Coach Adam with his son's soccer team

Most marketing AI is all coach, no players

Claude or ChatGPT can tell you what to do with your marketing, but an AI model that is integrated into your tech stack will help you take your game to another level. 

Adam Griffith

02 July 2026

5 minute read

I coach my kids' football teams, and with the World Cup on I've had the game on the brain more than usual. It has also, a little oddly, sharpened how I think about AI in marketing.

Rolling out ChatGPT, Claude or Copilot to your marketing team has likely not transformed your marketing, any more than a great coach wins the World Cup on their own. It made everyone quicker at the first draft, the brief, the awkward stakeholder email. Useful, certainly. But it didn't put an extra goal on the scoreboard.

If that stings a little, you're in good company. Salesforce's State of Marketing report puts the share of marketers using generative AI at around 87 percent, up from about half two years ago. Adoption is all but universal, which is exactly why it has stopped being an advantage. When everyone has the same tool and the same head start, the floor rises for the whole industry and nobody pulls ahead. You didn't buy an edge. You bought a ticket to keep up.

Here's the uncomfortable part, and any coach knows it: a game plan has never scored a goal. Deloitte's latest State of AI in the Enterprise survey of Australian organisations found only 30 percent are using AI to deeply change how they work, against 34 percent globally, and that for most, AI is still automating the existing process rather than rethinking it. The plumbing tells the same story: Gartner reports that marketers actively use less than half the marketing technology they already own, and only about 15 percent qualify as 'high performers', the ones hitting their goals and showing a return. So the average team now sits on an underused stack and a pile of chatbot seats. Faster at tasks. No closer to transformed. All possession, but no goal.

The coach and the players

So what would 'different' actually look like? It starts with seeing that there are two kinds of AI in a marketing team now, and like a coach and the players, they are not doing the same job.

The first is the broad model, the one you've already rolled out - Claude, ChatGPT, Gemini, [insert other model of choice]. Think of this as the coach. It reads the whole game, knows every player, and can plan for whatever the opposition turns up with. The old knock, that these models sit in a separate tab knowing nothing about you, so you spend your life pasting in brand guidelines and last quarter's numbers, was true for about a fortnight. Set one up properly, with your standards and your context loaded in once, and it holds all of it and reasons over it beautifully. It's the sharpest thinking partner your team has ever had.

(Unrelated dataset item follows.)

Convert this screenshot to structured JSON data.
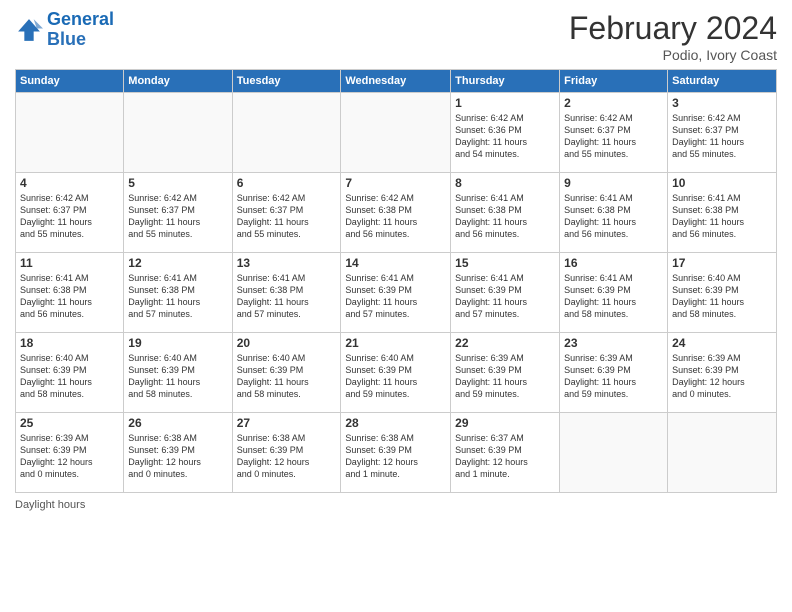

But the coach never touches the ball.

The second kind is the narrow tool, built for one job and plumbed straight into it. These are the players. Take Optimizely's Opal. It lives inside the marketing stack rather than beside it, working from your real content, your asset library, your customer data and your experimentation platform, and it can draft, test, personalise, publish and measure inside the system, with the brand rules and the audit trail already in place. The difference that matters isn't whether it knows your brand. The coach knows your brand too. It's that the players are out on the pitch, connected to the machinery and built to act on it at volume.

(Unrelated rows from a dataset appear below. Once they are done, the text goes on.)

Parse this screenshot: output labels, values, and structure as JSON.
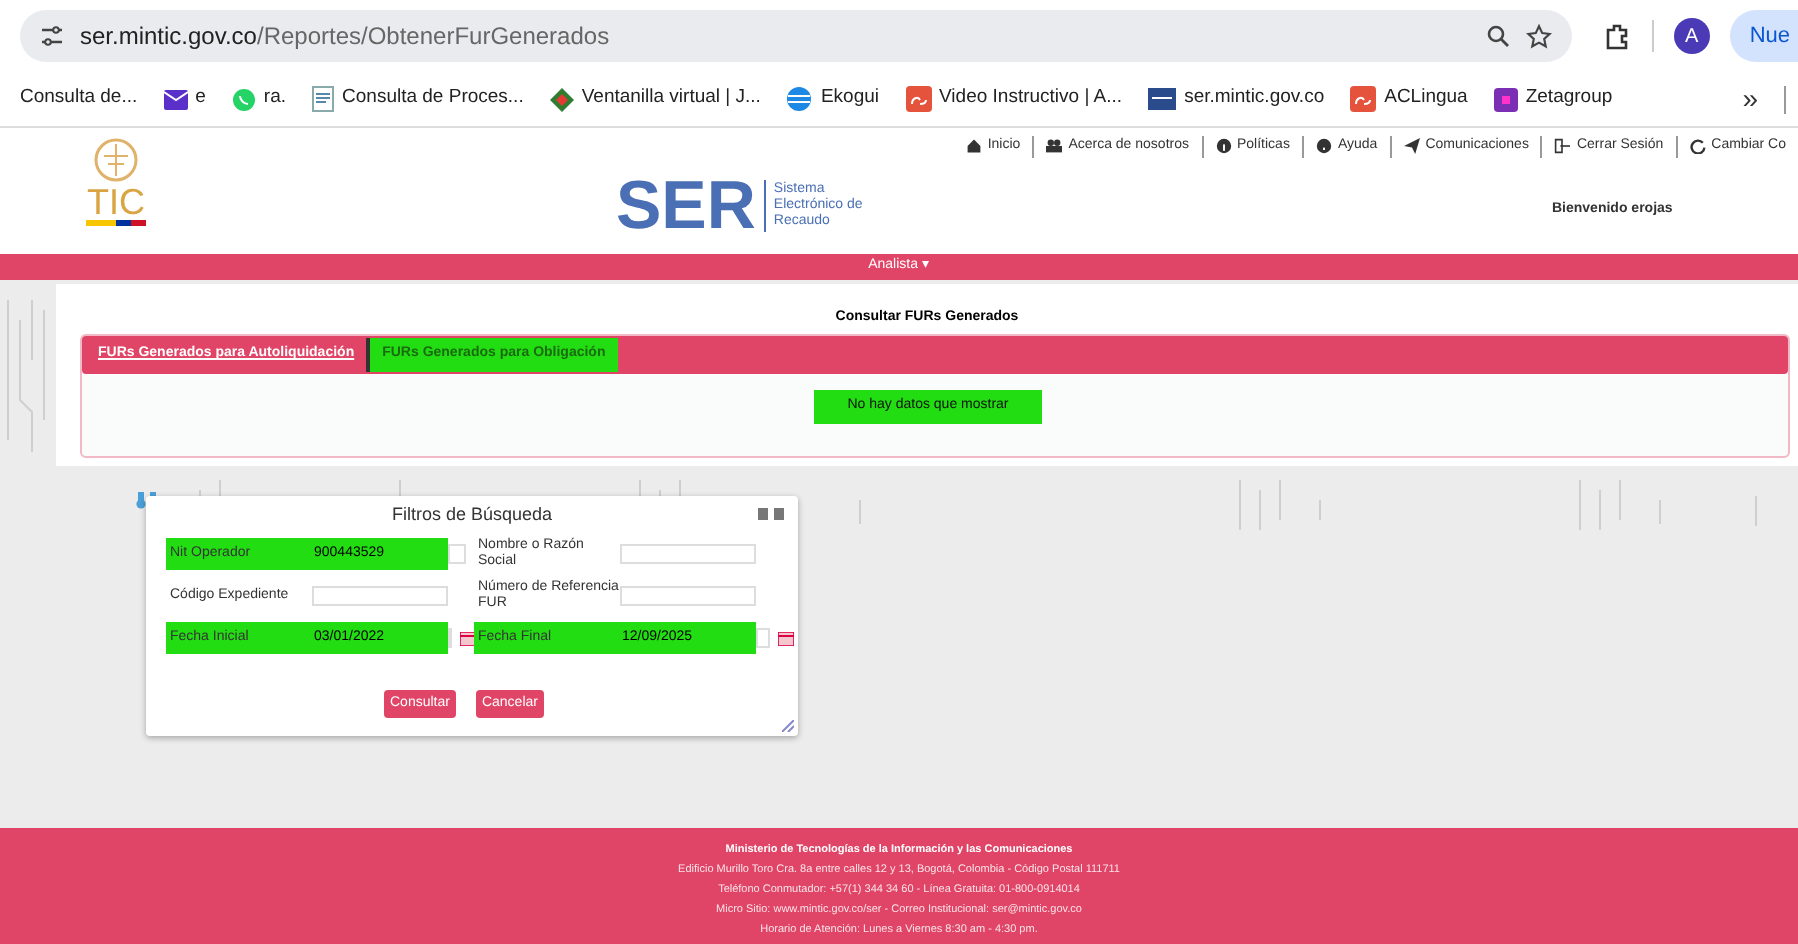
{
  "browser": {
    "url_host": "ser.mintic.gov.co",
    "url_path": "/Reportes/ObtenerFurGenerados",
    "profile_initial": "A",
    "profile_button": "Nue"
  },
  "bookmarks": [
    {
      "label": "Consulta de...",
      "kind": "none"
    },
    {
      "label": "e",
      "kind": "mail"
    },
    {
      "label": "ra.",
      "kind": "chat"
    },
    {
      "label": "Consulta de Proces...",
      "kind": "doc"
    },
    {
      "label": "Ventanilla virtual | J...",
      "kind": "diamond"
    },
    {
      "label": "Ekogui",
      "kind": "globe"
    },
    {
      "label": "Video Instructivo | A...",
      "kind": "ac"
    },
    {
      "label": "ser.mintic.gov.co",
      "kind": "ser"
    },
    {
      "label": "ACLingua",
      "kind": "ac"
    },
    {
      "label": "Zetagroup",
      "kind": "square"
    }
  ],
  "bookmarks_more": "»",
  "header": {
    "logo_text": "TIC",
    "brand": "SER",
    "brand_subtitle": [
      "Sistema",
      "Electrónico de",
      "Recaudo"
    ],
    "top_links": [
      {
        "label": "Inicio",
        "kind": "home"
      },
      {
        "label": "Acerca de nosotros",
        "kind": "people"
      },
      {
        "label": "Políticas",
        "kind": "info"
      },
      {
        "label": "Ayuda",
        "kind": "help"
      },
      {
        "label": "Comunicaciones",
        "kind": "send"
      },
      {
        "label": "Cerrar Sesión",
        "kind": "exit"
      },
      {
        "label": "Cambiar Co",
        "kind": "refresh"
      }
    ],
    "welcome": "Bienvenido erojas"
  },
  "nav": {
    "label": "Analista",
    "caret": "▾"
  },
  "content": {
    "title": "Consultar FURs Generados",
    "tabs": [
      {
        "label": "FURs Generados para Autoliquidación",
        "selected": true,
        "highlighted": false
      },
      {
        "label": "FURs Generados para Obligación",
        "selected": false,
        "highlighted": true
      }
    ],
    "empty_message": "No hay datos que mostrar"
  },
  "filter_dialog": {
    "title": "Filtros de Búsqueda",
    "fields": [
      {
        "label": "Nit Operador",
        "value": "900443529",
        "highlighted": true,
        "calendar": false
      },
      {
        "label": "Nombre o Razón Social",
        "highlighted": false,
        "calendar": false
      },
      {
        "label": "Código Expediente",
        "highlighted": false,
        "calendar": false
      },
      {
        "label": "Número de Referencia FUR",
        "highlighted": false,
        "calendar": false
      },
      {
        "label": "Fecha Inicial",
        "value": "03/01/2022",
        "highlighted": true,
        "calendar": true
      },
      {
        "label": "Fecha Final",
        "value": "12/09/2025",
        "highlighted": true,
        "calendar": true
      }
    ],
    "buttons": [
      "Consultar",
      "Cancelar"
    ]
  },
  "footer": {
    "lines": [
      "Ministerio de Tecnologías de la Información y las Comunicaciones",
      "Edificio Murillo Toro Cra. 8a entre calles 12 y 13, Bogotá, Colombia - Código Postal 111711",
      "Teléfono Conmutador: +57(1) 344 34 60 - Línea Gratuita: 01-800-0914014",
      "Micro Sitio: www.mintic.gov.co/ser - Correo Institucional: ser@mintic.gov.co",
      "Horario de Atención: Lunes a Viernes 8:30 am - 4:30 pm."
    ]
  }
}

And Opal has plenty of company. Kentico has AIRA, Sitecore has SitecoreAI, and Salesforce has Agentforce, now buying Contentful to give it a content layer. Different names, one idea: put the AI where your content and data already live, and let it act there.

There's a catch, though. The thing that wins matches isn't your best players, it's whether they play as a team. The same is true of your technology: in MarTech's 2025 State of Your Stack survey, marketers named connecting their data as their biggest headache, well ahead of skills, cost or complexity. The tools were rarely the problem. The wiring was.

So which one do you back – players or the coach?

Both, on purpose.

Before that lands too neatly, the fair objection, and it's the one I hear most: the line between the two is blurring. The big models are growing connectors and agents of their own, so a capable team can wire a general model into its stack and have it act there. So why pay for the purpose-built tool at all? Because that wiring is the actual work, and someone has to build it and keep it running: the integrations, the guardrails, the marketing-specific behaviour, the part that keeps things safe and on-brand while they touch live systems. A narrow tool, like Opal, is that work, productised and maintained. Build your own and you've quietly taken on a software product to run. Sometimes that's the right call. More often, it isn't.

So the broad model is the coach, where the thinking gets done. The players are where the work actually runs, at speed. And the real edge, the part you can't buy off a shelf, is in how well the whole side plays together, across a stack that links up.

Which brings me to the question worth putting on the table in your next planning session. Not which AI you should be using, you're already using it, the same as everyone else. Ask instead: how much of your marketing is your AI actually out on the pitch, and how much is it just a clever voice from the sideline? Answer that one honestly, and you'll know whether you've got players winning games, or just a coach who never touches the ball.